Thanks to herr dubyah and dick cheney dropping the ball.
More proof that torture doesn't work:
http://www.cnn.com/2009/WORLD/meast/09/01/iraq.deathpenalty.woman/index.html
Oh wait, he's not real like your imaginary scenarios.
Yup.
http://www.cnn.com/2009/WORLD/meast/09/01/iraq.deathpenalty.woman/index.html
Samar Saed Abdullah's entire body trembles as she speaks about her impending execution. She thinks of the gallows room, the noose around her neck and that moment when she will take her final breath.
[...]
During the interview, the wardens also seemed to make motions to try to stop CNN from broaching the subject of her allegation that she had only confessed under torture.
[...]
Her parents sold everything to pay for her defense. They swear she's innocent. She says she was tortured by the police into confessing that she went to her uncle's house with the intent to steal.
(Which sets me wondering about the 6K year old Earth)
(BTW... got another 'poll' to post)
My answer to you is No. No, I would not stoop to any means necessary, even to save my family. Not as President, or other duly elected representative. Is this a hard choice? Of course. That is what separates people with principles from people without: when things really matter, when the stakes are highest, the people with principles stick to those principles.
And when President Bush ignored his daily intelligence brief, telling the agent "Okay, you've covered your backside" and did nothing at all to prevent 9-11, what does that make him, exactly?
And the reason that only totalitarian folk use torture? It is not even just their humanity. You can get you victim to admit to being his own Grandmother, or any false facts you want, but you cannot get actual facts. Totalitarians don't care about actual facts.
Sorrowfully the greatest expert on AlQueda who could have lead a workable counterattack or even have stopped the whole thing was in those Towers, after being fired by the Gang Of Pirates that still dance on the graves of those lost and the thousands dying still from their negligence.
Yes. It's a well established fact that the herr dubyah administration was briefed that such an attack was being planned.
The confidential President's Daily Brief (PDB) for August 6, 2001 contained a two-page section entitled "Bin Ladin Determined to Strike in US," and refers to possible hijacking attempts by Osama bin Laden disciples and the existence of about 70 FBI investigations into alleged al-Qaeda cells operating within the United States.
Wasn't he an "insider"?
Fihser Girl is part of the Marines. How would you feel, Fisher Girl, if you or one of your buddies was captured in Iraq, and the Iraqis said "Well, let's look at the pictures of Abu Grahib before we deal with this prisoner. After we look at what the Americans have done to us, then tell me we shouldn't torture this US Marine?" (Likewise, and Iraqi could justify torture on the grounds that they didn't want the invasion, and over 100,000 thousand Iraqis have died.)

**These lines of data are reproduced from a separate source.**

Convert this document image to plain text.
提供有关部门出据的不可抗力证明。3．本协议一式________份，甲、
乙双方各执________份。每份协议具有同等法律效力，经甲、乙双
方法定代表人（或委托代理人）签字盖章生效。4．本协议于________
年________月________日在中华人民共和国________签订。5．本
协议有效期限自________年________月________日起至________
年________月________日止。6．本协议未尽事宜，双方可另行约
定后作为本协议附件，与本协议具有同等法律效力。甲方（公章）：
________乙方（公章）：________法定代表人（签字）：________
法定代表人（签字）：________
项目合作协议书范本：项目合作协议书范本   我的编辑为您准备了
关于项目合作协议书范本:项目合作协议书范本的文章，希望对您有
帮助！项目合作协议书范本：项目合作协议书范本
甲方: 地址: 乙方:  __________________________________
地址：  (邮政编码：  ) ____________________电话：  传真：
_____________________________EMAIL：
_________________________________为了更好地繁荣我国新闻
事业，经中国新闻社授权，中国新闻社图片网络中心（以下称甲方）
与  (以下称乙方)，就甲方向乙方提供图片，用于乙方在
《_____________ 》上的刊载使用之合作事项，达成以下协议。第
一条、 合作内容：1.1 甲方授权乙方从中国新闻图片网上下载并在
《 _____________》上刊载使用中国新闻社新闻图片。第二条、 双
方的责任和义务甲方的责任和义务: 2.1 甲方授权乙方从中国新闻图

The ban against torture is to protect people like YOU. You of all people should understand why the Geneva Conventions ban them.
My quote ("The implication of the story...") is obviously from another story, but I think my post is clear, anyway. Also, the last sentence should read "You of all people should understand why the Geneva Conventions ban it."

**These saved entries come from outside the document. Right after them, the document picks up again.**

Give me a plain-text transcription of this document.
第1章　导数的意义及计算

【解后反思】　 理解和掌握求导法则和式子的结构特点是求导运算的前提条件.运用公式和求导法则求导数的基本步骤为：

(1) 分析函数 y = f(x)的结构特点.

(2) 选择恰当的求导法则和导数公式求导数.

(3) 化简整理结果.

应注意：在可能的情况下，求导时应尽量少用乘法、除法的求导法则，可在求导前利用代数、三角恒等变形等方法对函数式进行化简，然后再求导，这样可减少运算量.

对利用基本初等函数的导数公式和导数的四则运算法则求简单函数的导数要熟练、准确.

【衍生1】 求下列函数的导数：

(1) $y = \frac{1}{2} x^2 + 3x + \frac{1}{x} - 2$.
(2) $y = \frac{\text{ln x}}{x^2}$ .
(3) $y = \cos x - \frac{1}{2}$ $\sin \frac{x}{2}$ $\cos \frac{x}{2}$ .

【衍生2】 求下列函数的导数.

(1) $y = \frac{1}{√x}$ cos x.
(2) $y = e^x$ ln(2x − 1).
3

Saddam Hussein had a special torture room. Human rights groups regularly report that torture occurs in Iraq.
>>oh do you know how many times TERRORIST where waterboarded (2 times)
What are you talking about? Two suspects were waterboarded, but one was waterboarded repeatedly. Of course, that doesn't even matter. One time is too many.

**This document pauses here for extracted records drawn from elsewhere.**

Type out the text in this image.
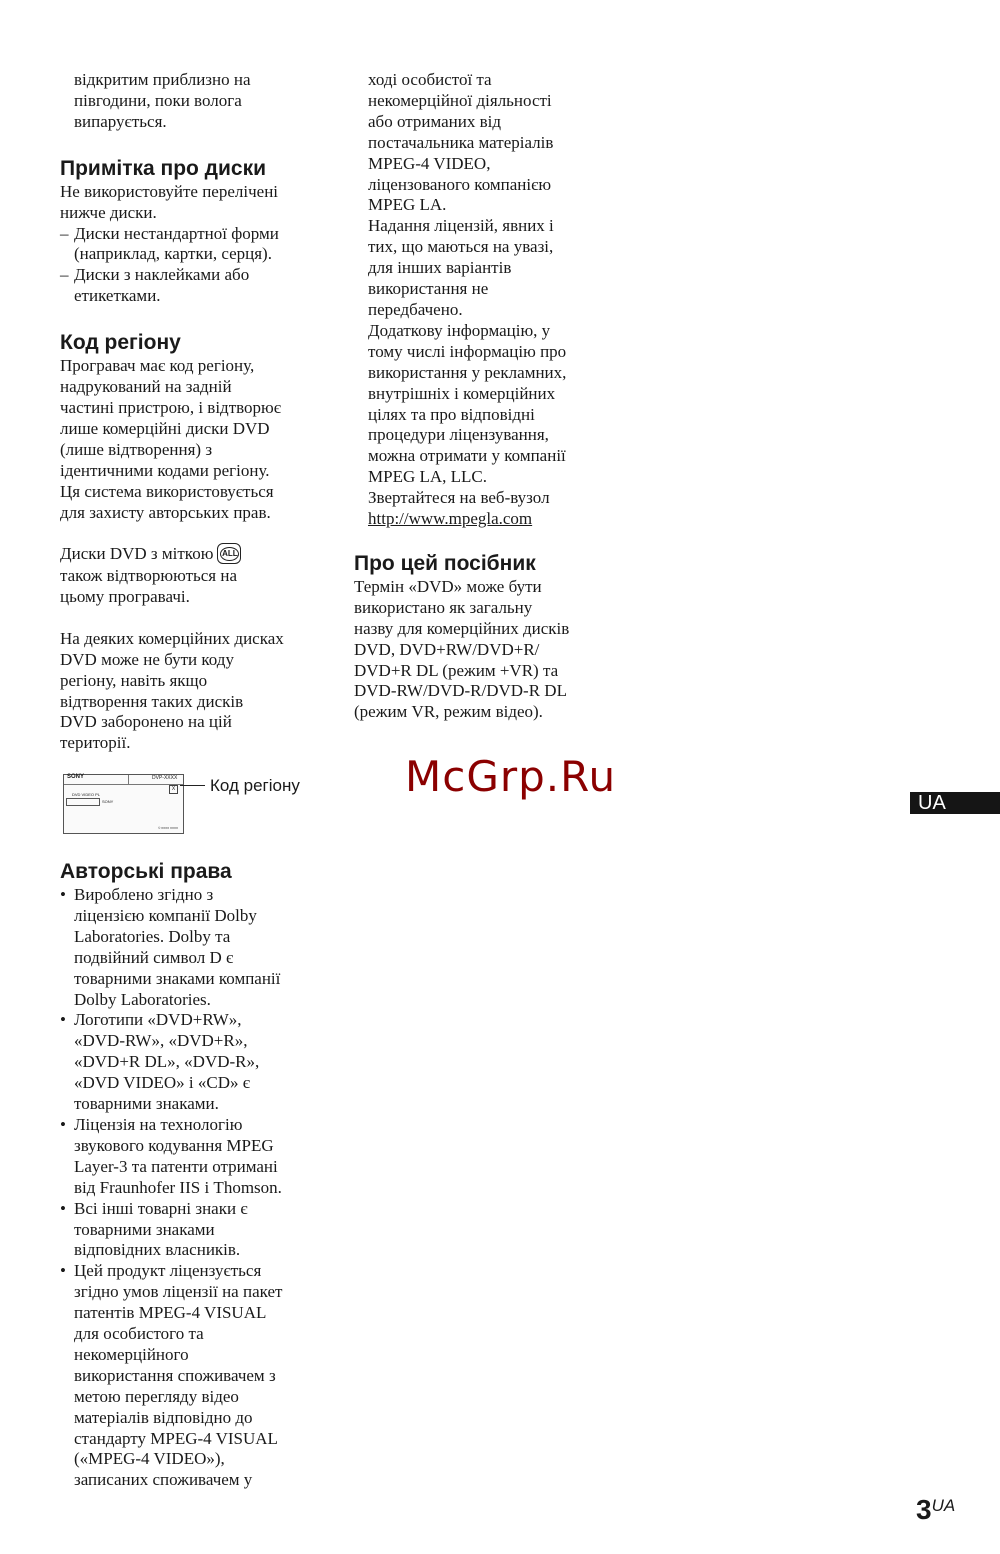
відкритим приблизно на

півгодини, поки волога

випарується.

Примітка про диски

Не використовуйте перелічені

нижче диски.

– Диски нестандартної форми

(наприклад, картки, серця).

– Диски з наклейками або

етикетками.

Код регіону

Програвач має код регіону,

надрукований на задній

частині пристрою, і відтворює

лише комерційні диски DVD

(лише відтворення) з

ідентичними кодами регіону.

Ця система використовується

для захисту авторських прав.

Диски DVD з міткою ALL

також відтворюються на

цьому програвачі.

На деяких комерційних дисках

DVD може не бути коду

регіону, навіть якщо

відтворення таких дисків

DVD заборонено на цій

території.

SONY	DVP-XXXX
X
DVD VIDEO PL
SONY
© XXXX XXXX
Код регіону
Авторські права
• Вироблено згідно з

ліцензією компанії Dolby

Laboratories. Dolby та

подвійний символ D є

товарними знаками компанії

Dolby Laboratories.

• Логотипи «DVD+RW»,

«DVD-RW», «DVD+R»,

«DVD+R DL», «DVD-R»,

«DVD VIDEO» і «CD» є

товарними знаками.

• Ліцензія на технологію

звукового кодування MPEG

Layer-3 та патенти отримані

від Fraunhofer IIS і Thomson.

• Всі інші товарні знаки є

товарними знаками

відповідних власників.

• Цей продукт ліцензується

згідно умов ліцензії на пакет

патентів MPEG-4 VISUAL

для особистого та

некомерційного

використання споживачем з

метою перегляду відео

матеріалів відповідно до

стандарту MPEG-4 VISUAL

(«MPEG-4 VIDEO»),

записаних споживачем у

ході особистої та

некомерційної діяльності

або отриманих від

постачальника матеріалів

MPEG-4 VIDEO,

ліцензованого компанією

MPEG LA.

Надання ліцензій, явних і

тих, що маються на увазі,

для інших варіантів

використання не

передбачено.

Додаткову інформацію, у

тому числі інформацію про

використання у рекламних,

внутрішніх і комерційних

цілях та про відповідні

процедури ліцензування,

можна отримати у компанії

MPEG LA, LLC.

Звертайтеся на веб-вузол

http://www.mpegla.com

Про цей посібник

Термін «DVD» може бути

використано як загальну

назву для комерційних дисків

DVD, DVD+RW/DVD+R/

DVD+R DL (режим +VR) та

DVD-RW/DVD-R/DVD-R DL

(режим VR, режим відео).

McGrp.Ru
UA
3UA
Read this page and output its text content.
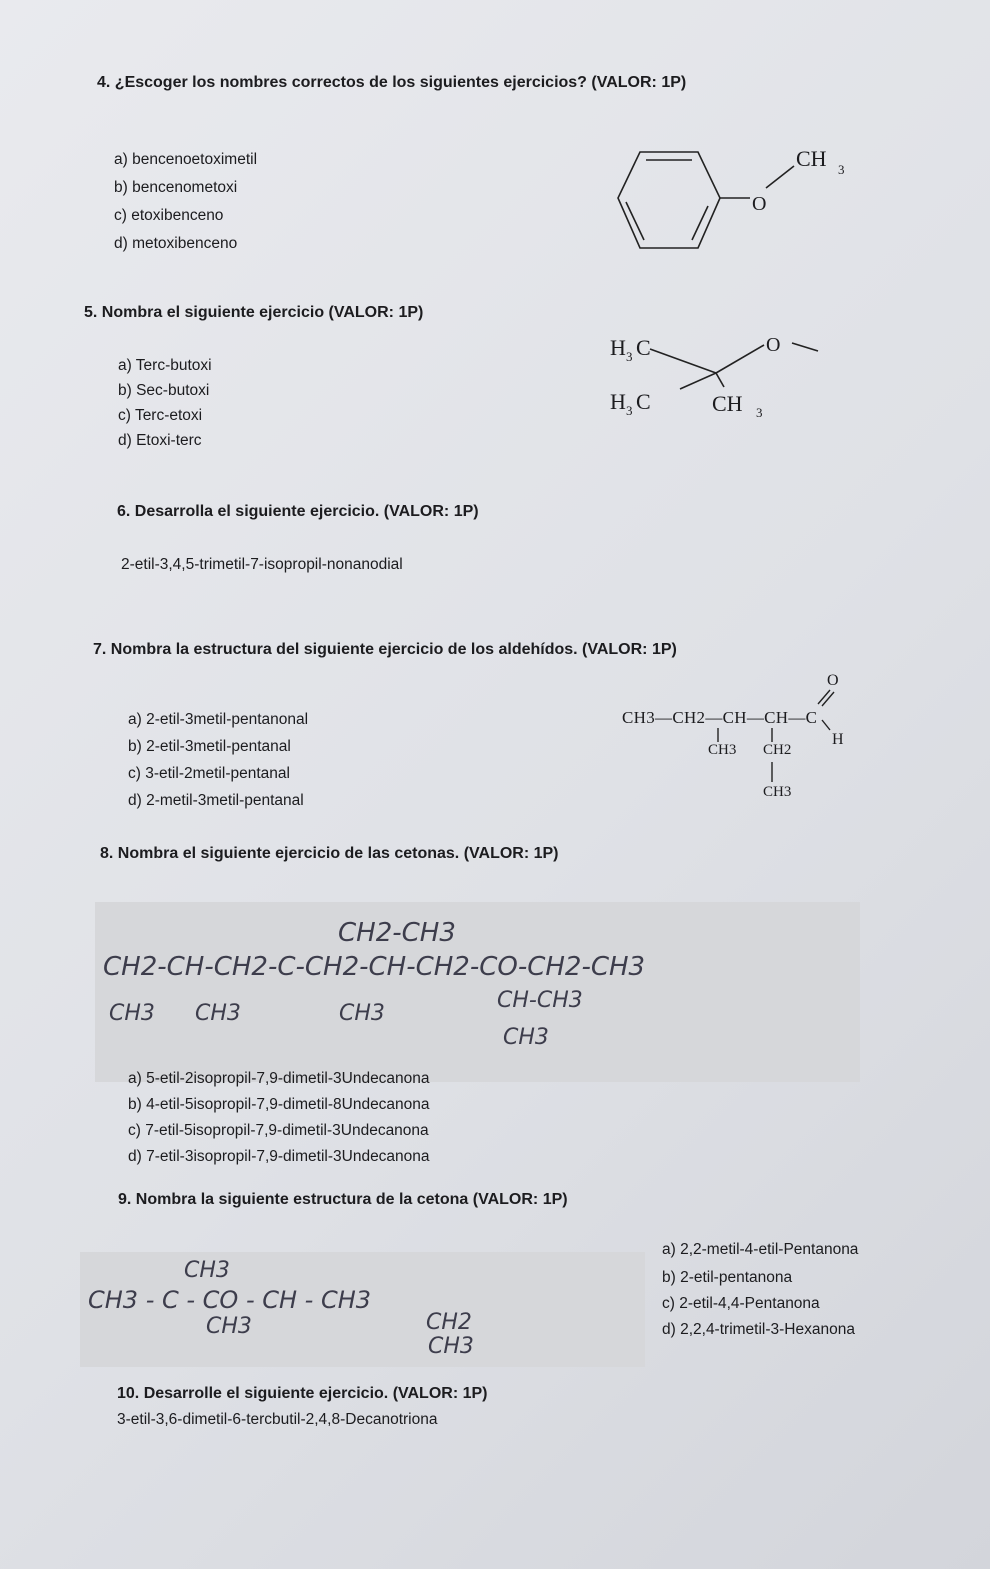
4. ¿Escoger los nombres correctos de los siguientes ejercicios? (VALOR: 1P)
a) bencenoetoximetil
b) bencenometoxi
c) etoxibenceno
d) metoxibenceno
O
CH 3
5. Nombra el siguiente ejercicio (VALOR: 1P)
a) Terc-butoxi
b) Sec-butoxi
c) Terc-etoxi
d) Etoxi-terc
H 3 C	O
H 3 C	CH 3
6. Desarrolla el siguiente ejercicio. (VALOR: 1P)
2-etil-3,4,5-trimetil-7-isopropil-nonanodial
7. Nombra la estructura del siguiente ejercicio de los aldehídos. (VALOR: 1P)
a) 2-etil-3metil-pentanonal
b) 2-etil-3metil-pentanal
c) 3-etil-2metil-pentanal
d) 2-metil-3metil-pentanal
CH3—CH2—CH—CH—C
O
H
CH3 CH2
CH3
8. Nombra el siguiente ejercicio de las cetonas. (VALOR: 1P)
CH2-CH3
CH2-CH-CH2-C-CH2-CH-CH2-CO-CH2-CH3
CH3 CH3	CH3
CH-CH3
CH3
a) 5-etil-2isopropil-7,9-dimetil-3Undecanona
b) 4-etil-5isopropil-7,9-dimetil-8Undecanona
c) 7-etil-5isopropil-7,9-dimetil-3Undecanona
d) 7-etil-3isopropil-7,9-dimetil-3Undecanona
9. Nombra la siguiente estructura de la cetona (VALOR: 1P)
CH3
CH3 - C - CO - CH - CH3
CH3	CH2
CH3
a) 2,2-metil-4-etil-Pentanona
b) 2-etil-pentanona
c) 2-etil-4,4-Pentanona
d) 2,2,4-trimetil-3-Hexanona
10. Desarrolle el siguiente ejercicio. (VALOR: 1P)
3-etil-3,6-dimetil-6-tercbutil-2,4,8-Decanotriona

>>do you know every tactic they used that was considered torture, ummmmmm, no you don't.
That makes no sense. If more torture techniques were used, that only strengthens my argument.
>>And to protect people like you (marines), you say, no your wrong its too protect us against people like you,
And somehow I am supposed to take you seriously after you make a post like that? And I love your use of Orwellian logic: if we don't torture people, then our freedoms are threated! That is a logical fallacy of ends justifying means. By that logic, I could say that any time you are against any foreign policy that I think will work, you are undermining my freedom.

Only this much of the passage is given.